On one of these rides, Charlie found himself quite unintentionally rehearsing Romeo and Juliet with Full Fathom Five Theatre Cooperative on a hint of a possibility of a promise from the lovely Fran Fisher, playing Juliet. It was something he kept meticulously separate from his school mates, whose ridicule could not be borne, but which he eventually realised was enjoyable for more reasons than Fran’s proximity.

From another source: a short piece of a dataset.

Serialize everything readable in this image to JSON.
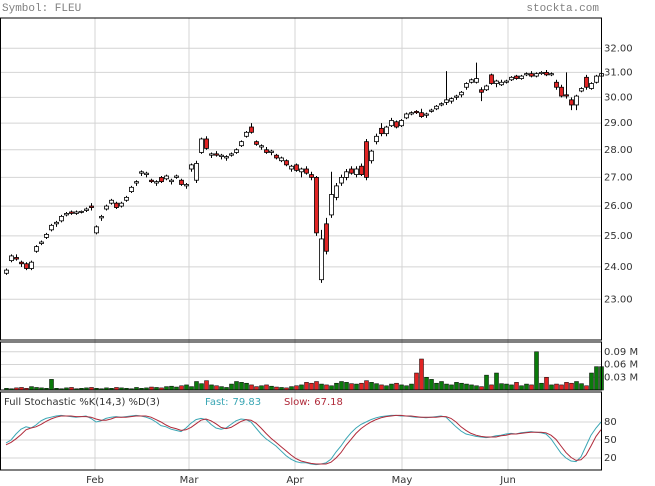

Few authors can match Nicholls for portrayal of the kind of hopeless male who might show a bit of promise but ultimately excels in mediocrity: “Not admired but not despised, not adored but not feared; I was not a bully, though I knew a fair few, but did not intervene or place myself between the pack and the victim, because I wasn’t brave either. I neither conformed nor rebelled, collaborated nor resisted; I stayed out of trouble without getting into anything else. Comedy was our great currency and while I was not a class clown, neither was I witless” and “in photos of myself from that time, I’m reminded of those early incarnations of a cartoon character, the prototypes that resemble the later version but are in some way out of proportion, not quite right” are examples.
Nicholls gives the reader a moving tale of first love with a protagonist who will strike a chord with anyone who can remember their teens, can remember agonising over every word, overthinking every gesture. There’s plenty of humour, some of it a little bleak, but also some lump-in-the-throat moments. A beautiful read.